CAPTAIN SHOTOVER. Silence! [Mangan subsides into silence]. I say, let the heart break in silence.
HECTOR. Do you accept that name for your house?
CAPTAIN SHOTOVER. It is not my house: it is only my kennel.
HECTOR. We have been too long here. We do not live in this house:
we haunt it.
LADY UTTERWORD [heart torn]. It is dreadful to think how you have been here all these years while I have gone round the world. Iescaped young; but it has drawn me back. It wants to break my heart too. But it shan't. I have left you and it behind. It was silly of me to come back. I felt sentimental about papa and Hesione and the old place. I felt them calling to me.
MAZZINI. But what a very natural and kindly and charming human feeling, Lady Utterword!

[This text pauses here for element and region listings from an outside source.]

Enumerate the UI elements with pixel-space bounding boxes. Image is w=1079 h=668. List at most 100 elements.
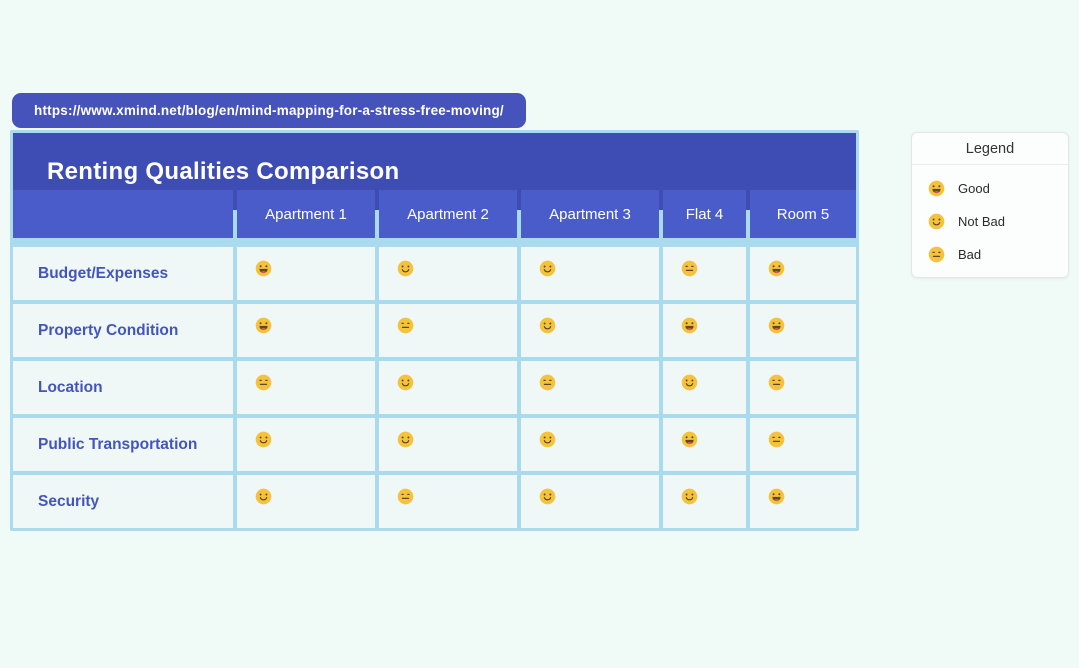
corner-cell bbox=[13, 190, 233, 238]
rating-cell bbox=[521, 247, 659, 300]
grinning-face-with-tongue-icon bbox=[768, 260, 785, 277]
rating-cell bbox=[379, 304, 517, 357]
slightly-smiling-face-icon bbox=[928, 213, 945, 230]
rating-cell bbox=[750, 475, 856, 528]
rating-cell bbox=[663, 361, 746, 414]
slightly-smiling-face-icon bbox=[539, 488, 556, 505]
legend-emoji bbox=[928, 180, 945, 197]
legend-emoji bbox=[928, 246, 945, 263]
row-label-public-transportation: Public Transportation bbox=[13, 418, 233, 471]
legend-items: Good Not Bad Bad bbox=[912, 165, 1068, 271]
neutral-face-icon bbox=[397, 317, 414, 334]
rating-emoji bbox=[397, 374, 414, 391]
column-header-apartment-1: Apartment 1 bbox=[237, 190, 375, 238]
neutral-face-icon bbox=[928, 246, 945, 263]
rating-emoji bbox=[255, 431, 272, 448]
rating-emoji bbox=[397, 431, 414, 448]
rating-emoji bbox=[397, 317, 414, 334]
legend-item-label: Not Bad bbox=[958, 214, 1005, 229]
rating-cell bbox=[521, 304, 659, 357]
rating-emoji bbox=[768, 431, 785, 448]
rating-emoji bbox=[255, 260, 272, 277]
neutral-face-icon bbox=[681, 260, 698, 277]
slightly-smiling-face-icon bbox=[539, 317, 556, 334]
rating-emoji bbox=[768, 488, 785, 505]
rating-emoji bbox=[681, 374, 698, 391]
grinning-face-with-tongue-icon bbox=[255, 317, 272, 334]
row-label-budget-expenses: Budget/Expenses bbox=[13, 247, 233, 300]
rating-cell bbox=[663, 475, 746, 528]
row-label-property-condition: Property Condition bbox=[13, 304, 233, 357]
rating-emoji bbox=[397, 488, 414, 505]
legend-item-label: Good bbox=[958, 181, 990, 196]
legend-panel: Legend Good Not Bad Bad bbox=[911, 132, 1069, 278]
slightly-smiling-face-icon bbox=[397, 374, 414, 391]
rating-cell bbox=[750, 418, 856, 471]
legend-item-notbad: Not Bad bbox=[912, 205, 1068, 238]
legend-item-label: Bad bbox=[958, 247, 982, 262]
rating-emoji bbox=[255, 317, 272, 334]
slightly-smiling-face-icon bbox=[681, 488, 698, 505]
rating-cell bbox=[663, 247, 746, 300]
rating-emoji bbox=[539, 431, 556, 448]
rating-cell bbox=[237, 418, 375, 471]
rating-cell bbox=[521, 361, 659, 414]
row-label-location: Location bbox=[13, 361, 233, 414]
neutral-face-icon bbox=[768, 374, 785, 391]
neutral-face-icon bbox=[397, 488, 414, 505]
url-link-badge[interactable]: https://www.xmind.net/blog/en/mind-mappi… bbox=[12, 93, 526, 128]
slightly-smiling-face-icon bbox=[539, 260, 556, 277]
column-header-flat-4: Flat 4 bbox=[663, 190, 746, 238]
neutral-face-icon bbox=[768, 431, 785, 448]
rating-emoji bbox=[397, 260, 414, 277]
comparison-table: Renting Qualities Comparison Apartment 1… bbox=[10, 130, 859, 531]
slightly-smiling-face-icon bbox=[255, 431, 272, 448]
slightly-smiling-face-icon bbox=[539, 431, 556, 448]
neutral-face-icon bbox=[539, 374, 556, 391]
column-header-apartment-2: Apartment 2 bbox=[379, 190, 517, 238]
rating-cell bbox=[521, 418, 659, 471]
grinning-face-with-tongue-icon bbox=[681, 431, 698, 448]
rating-cell bbox=[663, 304, 746, 357]
rating-cell bbox=[237, 304, 375, 357]
rating-emoji bbox=[768, 317, 785, 334]
rating-emoji bbox=[768, 374, 785, 391]
rating-cell bbox=[379, 418, 517, 471]
rating-emoji bbox=[255, 374, 272, 391]
grinning-face-with-tongue-icon bbox=[255, 260, 272, 277]
rating-emoji bbox=[681, 431, 698, 448]
rating-cell bbox=[379, 247, 517, 300]
grinning-face-with-tongue-icon bbox=[768, 317, 785, 334]
grinning-face-with-tongue-icon bbox=[928, 180, 945, 197]
legend-item-good: Good bbox=[912, 172, 1068, 205]
rating-cell bbox=[379, 475, 517, 528]
slightly-smiling-face-icon bbox=[397, 431, 414, 448]
rating-emoji bbox=[768, 260, 785, 277]
column-header-room-5: Room 5 bbox=[750, 190, 856, 238]
rating-cell bbox=[521, 475, 659, 528]
rating-cell bbox=[379, 361, 517, 414]
grinning-face-with-tongue-icon bbox=[768, 488, 785, 505]
neutral-face-icon bbox=[255, 374, 272, 391]
slightly-smiling-face-icon bbox=[255, 488, 272, 505]
rating-emoji bbox=[255, 488, 272, 505]
legend-emoji bbox=[928, 213, 945, 230]
grinning-face-with-tongue-icon bbox=[681, 317, 698, 334]
rating-cell bbox=[750, 304, 856, 357]
rating-cell bbox=[237, 475, 375, 528]
rating-cell bbox=[750, 361, 856, 414]
slightly-smiling-face-icon bbox=[397, 260, 414, 277]
column-header-apartment-3: Apartment 3 bbox=[521, 190, 659, 238]
rating-emoji bbox=[539, 317, 556, 334]
rating-cell bbox=[663, 418, 746, 471]
slightly-smiling-face-icon bbox=[681, 374, 698, 391]
rating-emoji bbox=[681, 488, 698, 505]
rating-emoji bbox=[681, 317, 698, 334]
rating-emoji bbox=[681, 260, 698, 277]
rating-emoji bbox=[539, 488, 556, 505]
rating-emoji bbox=[539, 374, 556, 391]
row-label-security: Security bbox=[13, 475, 233, 528]
legend-title: Legend bbox=[912, 133, 1068, 165]
rating-emoji bbox=[539, 260, 556, 277]
rating-cell bbox=[750, 247, 856, 300]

LADY UTTERWORD. So I thought, Mr Dunn. But I know now that it was only the last of my influenza. I found that I was not remembered and not wanted.
CAPTAIN SHOTOVER. You left because you did not want us. Was there no heartbreak in that for your father? You tore yourself up by the roots; and the ground healed up and brought forth fresh plants and forgot you. What right had you to come back and probe old wounds?
MRS HUSHABYE. You were a complete stranger to me at first, Addy;but now I feel as if you had never been away.